Pietro puts his index finger on the table and lowers his eyes.
“They killed Falsaperla,” says Turrisi, shifting on his chair. Turrisi likes these three-piece suits but the fucking waistcoats give him problems with chairs.
Pietro sits on the edge of his seat. Mother of God, how Pietro loves it when Turrisi gives him his high-toned thoughts about the Mafia.
“And what the fuck does Falsaperla have to do with anything?” says Turrisi, stretching out his legs and folding his hands in his lap as if he were relaxing.

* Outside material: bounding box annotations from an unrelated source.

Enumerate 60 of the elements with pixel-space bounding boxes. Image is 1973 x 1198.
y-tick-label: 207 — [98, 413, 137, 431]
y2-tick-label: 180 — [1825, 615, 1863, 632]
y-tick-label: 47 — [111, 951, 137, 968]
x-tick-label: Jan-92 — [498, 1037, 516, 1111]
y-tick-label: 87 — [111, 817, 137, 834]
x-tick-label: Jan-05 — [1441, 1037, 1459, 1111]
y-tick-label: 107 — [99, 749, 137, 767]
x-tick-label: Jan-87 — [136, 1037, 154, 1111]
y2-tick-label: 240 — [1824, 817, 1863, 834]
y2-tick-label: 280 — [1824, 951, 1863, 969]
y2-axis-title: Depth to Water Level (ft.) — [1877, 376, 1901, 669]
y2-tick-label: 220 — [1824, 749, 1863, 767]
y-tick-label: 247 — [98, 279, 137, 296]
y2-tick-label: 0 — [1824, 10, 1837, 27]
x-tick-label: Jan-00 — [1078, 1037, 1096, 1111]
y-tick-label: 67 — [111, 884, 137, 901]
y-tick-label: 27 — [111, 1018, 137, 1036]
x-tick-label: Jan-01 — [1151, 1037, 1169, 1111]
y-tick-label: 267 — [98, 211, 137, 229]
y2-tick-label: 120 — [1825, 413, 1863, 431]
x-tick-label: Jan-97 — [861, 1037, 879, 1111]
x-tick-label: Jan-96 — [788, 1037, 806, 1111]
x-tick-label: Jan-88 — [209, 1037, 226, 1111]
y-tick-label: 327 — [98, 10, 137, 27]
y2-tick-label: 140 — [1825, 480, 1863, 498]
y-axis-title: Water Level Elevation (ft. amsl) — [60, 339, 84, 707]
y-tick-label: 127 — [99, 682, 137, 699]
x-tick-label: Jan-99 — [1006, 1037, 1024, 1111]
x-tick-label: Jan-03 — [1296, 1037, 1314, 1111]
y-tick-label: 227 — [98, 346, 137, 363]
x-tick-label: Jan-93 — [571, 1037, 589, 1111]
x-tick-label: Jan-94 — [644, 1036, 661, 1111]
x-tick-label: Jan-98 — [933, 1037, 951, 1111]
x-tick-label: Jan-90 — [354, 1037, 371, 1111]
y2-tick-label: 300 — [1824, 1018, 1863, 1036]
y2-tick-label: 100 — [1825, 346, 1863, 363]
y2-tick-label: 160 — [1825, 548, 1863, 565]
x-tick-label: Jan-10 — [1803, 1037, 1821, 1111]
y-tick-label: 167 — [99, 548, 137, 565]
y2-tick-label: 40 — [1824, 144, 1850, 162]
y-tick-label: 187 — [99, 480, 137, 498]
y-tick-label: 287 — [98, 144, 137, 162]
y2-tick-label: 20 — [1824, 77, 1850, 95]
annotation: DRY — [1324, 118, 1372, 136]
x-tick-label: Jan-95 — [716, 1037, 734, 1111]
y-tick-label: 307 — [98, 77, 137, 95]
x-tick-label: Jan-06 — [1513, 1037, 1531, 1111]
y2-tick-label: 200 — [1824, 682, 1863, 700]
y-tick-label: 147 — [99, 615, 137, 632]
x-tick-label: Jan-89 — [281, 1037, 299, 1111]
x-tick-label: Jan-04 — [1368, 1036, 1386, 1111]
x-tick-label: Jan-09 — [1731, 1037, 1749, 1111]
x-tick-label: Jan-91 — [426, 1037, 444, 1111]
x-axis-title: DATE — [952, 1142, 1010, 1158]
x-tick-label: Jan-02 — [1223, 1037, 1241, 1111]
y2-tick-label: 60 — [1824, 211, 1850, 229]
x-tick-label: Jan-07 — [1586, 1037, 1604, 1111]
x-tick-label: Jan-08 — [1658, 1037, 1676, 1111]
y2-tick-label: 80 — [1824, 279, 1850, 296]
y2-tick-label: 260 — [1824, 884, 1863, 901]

“What does Falsaperla have to do with anything?” asks Pietro, ever more curious. He knows very well what Falsaperla has to do with it, Falsaperla is Pirrotta’s man, everyone had seen the photo of Falsaperla arm in arm with Pirrotta, and Turrisi, it seems, has blown
Falsaperla away because he couldn’t blow Pirrotta away directly. It’s called a … wait, what do they call it? … oh, yeah, a
vendetta trasversale
, an indirect hit. It’s hard to explain because Pietro has never really understood the
vendetta trasversale
, however, lately it’s very much in vogue and he can’t wait for Turrisi to explain it to him. (When somebody gets killed and nobody knows who the fuck did it, all the folks at Pietroburger say it was a
vendetta trasversale
, even when you can see they are ignorant and only open their mouths to say something smart and put their moves on the salesclerks.)
Turrisi sits up suddenly, makes a little jump in his chair, and gives the metal table a whack, which for some reason (perhaps because of Turrisi’s signet ring) emits a loud
gong
sound.
Pietro jumps back.
“I have no idea what Falsaperla has to do with anything,” shouts Turrisi.
“What do you mean, you have no idea?”